Single Machine Scheduling to Minimize Batch Delivery and Job Earliness Penalties

Abstract

We study a problem in which a set of n jobs has to be batched as well as scheduled for processing on a single machine. A constant machine set-up time is required before the first job of each batch is processed. A schedule specifies the sequence of batches, where each batch comprises a sequence of jobs. The batch delivery time is defined as the completion time of the last job in a batch. The earliness of a job is defined as the difference between the delivery time of the batch to which it belongs and the job completion time. The objective is to find a number B of batches and a schedule so as to minimize the sum of the total weighted job earliness and mean batch delivery time.
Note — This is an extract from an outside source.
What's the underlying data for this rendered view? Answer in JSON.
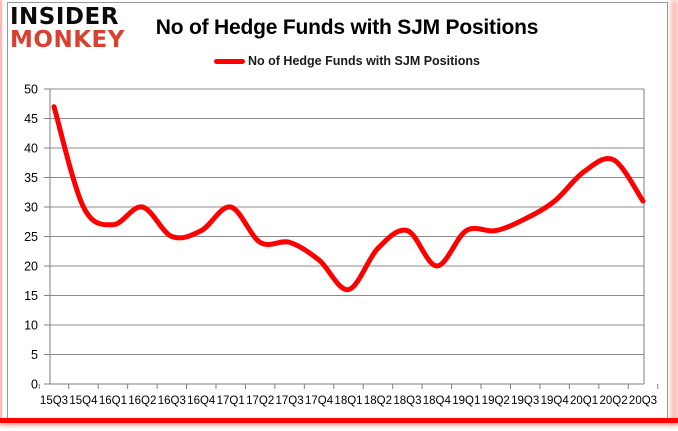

The problem is shown to be strongly NP-hard. It remains strongly $NP$-hard if the set-up time is zero and $B\le U$ for any variable $U\ge 2$ or if $B\ge U$ for any constant $U\ge 2$. The problem is proved to be ordinary NP-hard even if the set-up time is zero and $B\le 2$. For the case $B\le U$, a dynamic programming algorithm is presented, which is pseudopolynomial for any constant $U\ge 2$. Algorithms with O(n¹) running times are derived for the cases when all weights are equal or all processing times are equal. For the general problem, a family of heuristics is suggested. Computational experiments on the proposed heuristic algorithm are conducted. The results suggest that the heuristics are effective in generating near-optimal solutions quickly.